Meski demikian, ia mengakui masih terdapat sejumlah tantangan, seperti keterbatasan regulasi, anggaran, sumber daya manusia, serta koordinasi lintas negara. Karena itu, diperlukan penguatan sinergi antarlembaga dan optimalisasi pemanfaatan teknologi informasi.
Pada kesempatan yang sama, Anwar Saadi menyampaikan selamat kepada seluruh pasangan yang telah memperoleh penetapan isbat nikah. Ia juga mengimbau para Pekerja Migran Indonesia (PMI) di Korea Selatan agar memanfaatkan layanan pencatatan perkawinan resmi yang tersedia di KBRI Seoul.
Ia turut mengingatkan masyarakat untuk menghindari praktik nikah siri maupun penyalahgunaan penerbitan dokumen perkawinan atau yang dikenal sebagai “buku nikah terbang”, karena bertentangan dengan ketentuan hukum dan berpotensi merugikan para pihak.
Selain sidang isbat nikah, rangkaian kegiatan juga diisi Talkshow Isbat Nikah Terpadu Luar Negeri di Kota Ansan, Korea Selatan, pada Minggu (19/7/2026).
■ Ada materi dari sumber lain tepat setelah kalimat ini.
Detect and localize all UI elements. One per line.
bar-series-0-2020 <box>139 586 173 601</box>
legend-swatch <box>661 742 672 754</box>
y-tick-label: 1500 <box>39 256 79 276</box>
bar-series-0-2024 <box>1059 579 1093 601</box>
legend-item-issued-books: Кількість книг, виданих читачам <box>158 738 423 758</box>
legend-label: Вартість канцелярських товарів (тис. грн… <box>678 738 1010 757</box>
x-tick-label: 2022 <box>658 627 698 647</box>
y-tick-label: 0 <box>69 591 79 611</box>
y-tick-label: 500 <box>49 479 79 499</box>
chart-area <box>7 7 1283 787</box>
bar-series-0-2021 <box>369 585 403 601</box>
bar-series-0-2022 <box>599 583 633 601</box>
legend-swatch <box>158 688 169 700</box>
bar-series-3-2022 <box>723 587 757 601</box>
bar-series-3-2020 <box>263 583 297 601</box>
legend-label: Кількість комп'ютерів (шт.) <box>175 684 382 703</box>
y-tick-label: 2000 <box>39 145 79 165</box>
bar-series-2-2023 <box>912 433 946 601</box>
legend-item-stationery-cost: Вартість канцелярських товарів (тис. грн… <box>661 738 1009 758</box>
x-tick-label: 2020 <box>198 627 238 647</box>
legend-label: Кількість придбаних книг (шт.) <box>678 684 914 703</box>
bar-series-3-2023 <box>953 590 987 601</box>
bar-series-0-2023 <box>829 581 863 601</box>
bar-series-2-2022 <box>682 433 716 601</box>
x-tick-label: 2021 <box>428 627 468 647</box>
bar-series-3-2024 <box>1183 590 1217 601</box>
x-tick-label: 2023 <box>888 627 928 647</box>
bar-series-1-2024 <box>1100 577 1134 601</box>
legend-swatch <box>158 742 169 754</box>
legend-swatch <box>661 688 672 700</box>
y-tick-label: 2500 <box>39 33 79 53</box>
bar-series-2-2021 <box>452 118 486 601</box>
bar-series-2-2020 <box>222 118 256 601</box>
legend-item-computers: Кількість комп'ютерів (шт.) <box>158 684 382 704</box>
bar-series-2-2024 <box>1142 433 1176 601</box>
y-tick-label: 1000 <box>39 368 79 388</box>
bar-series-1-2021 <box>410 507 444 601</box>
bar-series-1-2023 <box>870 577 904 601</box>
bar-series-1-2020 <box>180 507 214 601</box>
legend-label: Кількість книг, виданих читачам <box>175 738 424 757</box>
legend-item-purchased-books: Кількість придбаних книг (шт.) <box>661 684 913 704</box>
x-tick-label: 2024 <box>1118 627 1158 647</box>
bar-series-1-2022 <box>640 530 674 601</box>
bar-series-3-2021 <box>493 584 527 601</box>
Kegiatan ini menjadi sarana edukasi mengenai pentingnya legalitas perkawinan, prosedur isbat nikah, pencatatan perkawinan, penerbitan dokumen kependudukan, serta perlindungan hak-hak keperdataan bagi pasangan dan anak.
Program tersebut merupakan hasil kolaborasi Mahkamah Agung RI melalui Pengadilan Agama Jakarta Pusat, Bappenas, Kementerian Luar Negeri, Kementerian Dalam Negeri, Kementerian Agama, serta KBRI dan KJRI di negara penempatan.
Melalui kegiatan ini, pemerintah berharap akses masyarakat terhadap keadilan semakin luas, kepastian hukum semakin kuat, dan hak-hak keperdataan WNI di luar negeri tetap terlindungi, di mana pun mereka berada.